19/2/2012, Andrew J. Bacevich, Tom Dispatch
From Liberation to Assassination in Three Quick Rounds
Traduzido pelo pessoal da Vila Vudu

Andrew J. Bacevic
Com os EUA já bem entrados na segunda década do que o Pentágono chama agora, para modernizá-la, de “era de conflito persistente”, a “Guerra Antes Conhecida Como Guerra Global ao Terror” (sigla não oficial: GACGGT) parece cada vez mais fragmentada e difusa. Sem vitória e pouco interessados em reconhecer a derrota, os militares dos EUA retiraram-se do Iraque. Agora, tentam retirar-se do Afeganistão, onde os fatos teimam em não permitir que se veja lá qualquer resultado positivo. 

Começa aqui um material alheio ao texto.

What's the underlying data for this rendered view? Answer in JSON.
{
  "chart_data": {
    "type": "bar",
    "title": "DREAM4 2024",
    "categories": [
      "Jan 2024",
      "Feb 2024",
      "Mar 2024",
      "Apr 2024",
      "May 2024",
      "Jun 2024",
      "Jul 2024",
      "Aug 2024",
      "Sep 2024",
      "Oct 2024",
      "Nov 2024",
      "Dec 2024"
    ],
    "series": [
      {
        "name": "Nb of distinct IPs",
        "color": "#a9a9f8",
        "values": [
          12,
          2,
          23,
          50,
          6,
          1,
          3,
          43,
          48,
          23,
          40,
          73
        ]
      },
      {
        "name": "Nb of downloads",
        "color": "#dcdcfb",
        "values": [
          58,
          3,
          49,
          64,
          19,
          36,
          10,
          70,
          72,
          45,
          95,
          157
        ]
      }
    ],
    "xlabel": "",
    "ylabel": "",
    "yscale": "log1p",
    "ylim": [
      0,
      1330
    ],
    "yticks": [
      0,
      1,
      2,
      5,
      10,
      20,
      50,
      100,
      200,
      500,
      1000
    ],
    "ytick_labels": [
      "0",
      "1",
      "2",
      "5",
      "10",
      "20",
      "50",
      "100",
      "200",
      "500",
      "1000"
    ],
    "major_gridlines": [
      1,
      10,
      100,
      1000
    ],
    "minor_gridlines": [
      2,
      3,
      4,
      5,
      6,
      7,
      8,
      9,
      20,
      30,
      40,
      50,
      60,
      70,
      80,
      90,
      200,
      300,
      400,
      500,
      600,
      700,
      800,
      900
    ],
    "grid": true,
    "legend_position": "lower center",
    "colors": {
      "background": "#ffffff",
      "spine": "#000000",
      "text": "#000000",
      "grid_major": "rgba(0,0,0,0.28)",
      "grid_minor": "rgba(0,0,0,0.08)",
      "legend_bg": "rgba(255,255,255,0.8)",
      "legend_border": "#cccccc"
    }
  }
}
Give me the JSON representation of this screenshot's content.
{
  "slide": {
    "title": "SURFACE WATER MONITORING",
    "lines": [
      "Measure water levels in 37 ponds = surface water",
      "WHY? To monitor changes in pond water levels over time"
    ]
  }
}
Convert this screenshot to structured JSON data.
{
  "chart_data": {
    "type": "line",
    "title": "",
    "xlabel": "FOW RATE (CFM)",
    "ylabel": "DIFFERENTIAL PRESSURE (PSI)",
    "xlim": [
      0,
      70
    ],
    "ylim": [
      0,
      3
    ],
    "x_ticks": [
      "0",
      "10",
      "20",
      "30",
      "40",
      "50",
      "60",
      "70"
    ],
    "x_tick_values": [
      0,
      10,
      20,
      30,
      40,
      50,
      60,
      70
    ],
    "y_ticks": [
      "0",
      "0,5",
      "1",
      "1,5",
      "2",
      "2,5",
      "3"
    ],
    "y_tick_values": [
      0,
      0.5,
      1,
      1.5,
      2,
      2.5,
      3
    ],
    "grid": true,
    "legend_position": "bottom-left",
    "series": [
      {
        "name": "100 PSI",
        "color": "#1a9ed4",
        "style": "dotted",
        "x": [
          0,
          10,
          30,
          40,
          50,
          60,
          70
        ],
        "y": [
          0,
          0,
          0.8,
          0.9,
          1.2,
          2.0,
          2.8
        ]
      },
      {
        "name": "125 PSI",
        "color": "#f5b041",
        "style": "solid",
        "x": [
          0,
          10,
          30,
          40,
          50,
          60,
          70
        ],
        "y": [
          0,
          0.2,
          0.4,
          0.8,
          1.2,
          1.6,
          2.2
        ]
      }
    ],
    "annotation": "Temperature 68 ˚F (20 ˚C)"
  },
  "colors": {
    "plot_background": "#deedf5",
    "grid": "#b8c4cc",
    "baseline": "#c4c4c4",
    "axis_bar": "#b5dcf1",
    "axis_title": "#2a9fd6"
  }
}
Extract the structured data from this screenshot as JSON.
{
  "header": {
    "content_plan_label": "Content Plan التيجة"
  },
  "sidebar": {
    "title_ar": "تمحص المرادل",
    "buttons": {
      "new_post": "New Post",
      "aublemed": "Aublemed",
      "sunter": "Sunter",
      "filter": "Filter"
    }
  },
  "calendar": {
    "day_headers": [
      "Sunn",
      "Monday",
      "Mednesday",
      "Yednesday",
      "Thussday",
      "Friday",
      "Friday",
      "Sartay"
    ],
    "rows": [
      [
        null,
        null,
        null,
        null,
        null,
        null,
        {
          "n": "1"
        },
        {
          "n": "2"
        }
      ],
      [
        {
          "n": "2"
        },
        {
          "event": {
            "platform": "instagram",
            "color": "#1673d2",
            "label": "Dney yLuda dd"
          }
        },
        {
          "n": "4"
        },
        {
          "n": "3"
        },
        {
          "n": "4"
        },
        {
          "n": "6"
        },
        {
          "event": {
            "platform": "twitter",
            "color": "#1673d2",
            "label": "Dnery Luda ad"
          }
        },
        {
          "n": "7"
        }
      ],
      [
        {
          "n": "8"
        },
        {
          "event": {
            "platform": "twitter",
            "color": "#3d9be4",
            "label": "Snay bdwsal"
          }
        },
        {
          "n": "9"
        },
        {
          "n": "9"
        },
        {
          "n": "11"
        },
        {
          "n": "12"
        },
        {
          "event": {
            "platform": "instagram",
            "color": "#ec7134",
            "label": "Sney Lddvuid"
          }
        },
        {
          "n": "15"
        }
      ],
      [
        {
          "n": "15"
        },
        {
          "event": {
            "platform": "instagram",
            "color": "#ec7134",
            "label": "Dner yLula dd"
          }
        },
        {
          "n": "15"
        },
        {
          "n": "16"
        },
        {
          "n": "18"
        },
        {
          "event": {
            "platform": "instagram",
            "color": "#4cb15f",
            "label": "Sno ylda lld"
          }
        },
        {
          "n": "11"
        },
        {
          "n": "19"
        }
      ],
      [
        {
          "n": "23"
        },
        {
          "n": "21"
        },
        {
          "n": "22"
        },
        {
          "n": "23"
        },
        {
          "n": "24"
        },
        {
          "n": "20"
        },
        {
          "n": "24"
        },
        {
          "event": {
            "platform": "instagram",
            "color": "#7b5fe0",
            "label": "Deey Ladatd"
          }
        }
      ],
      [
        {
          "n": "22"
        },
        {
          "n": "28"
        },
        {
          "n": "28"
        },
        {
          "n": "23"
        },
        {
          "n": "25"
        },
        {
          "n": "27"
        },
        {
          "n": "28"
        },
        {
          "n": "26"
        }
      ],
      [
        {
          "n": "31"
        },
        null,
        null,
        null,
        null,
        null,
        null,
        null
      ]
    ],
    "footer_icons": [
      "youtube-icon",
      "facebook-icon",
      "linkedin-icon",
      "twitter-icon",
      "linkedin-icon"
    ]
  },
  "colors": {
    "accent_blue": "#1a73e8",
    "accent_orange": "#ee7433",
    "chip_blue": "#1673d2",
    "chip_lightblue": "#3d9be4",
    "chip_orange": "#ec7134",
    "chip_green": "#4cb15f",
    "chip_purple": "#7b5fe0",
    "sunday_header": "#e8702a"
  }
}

Em outros pontos – no Paquistão, na Líbia, no Iêmen e Somália, por exemplo – as forças dos EUA trabalham empenhadamente para abrir novos fronts. Relatórios divulgados que informam que os EUA estão fixando “uma constelação de bases secretas de aviões-robôs, os drones, no, ou próximas do, Chifre da África, e na Península Arábica, sugerem que o âmbito das operações só fará crescer. Em matéria de primeira página, o New York Times [1] descreveu planos para “dar mais espessura” [orig. “thickening”] à presença global das forças de operações especiais dos EUA. Planos acelerados na Marinha, para converter um envelhecido veículo anfíbio em “base avançada flutuante” – uma plataforma móvel de lançamento, tanto de ataques de comandos [2] como de operações de semeadura de minas [3] no Golfo Persa – só reforçam esse ponto. Mas, à medida que alguns fronts são fechados e outros são inaugurados, a narrativa da guerra vai-se tornando cada dia mais difícil de entender.  Quanto falta para que cheguemos ao equivalente a Berlim, do “formato” GACGGT? O que, exatamente, é o equivalente a Berlim, do “formato” GACGGT? Afinal, há aí algum roteiro discernível?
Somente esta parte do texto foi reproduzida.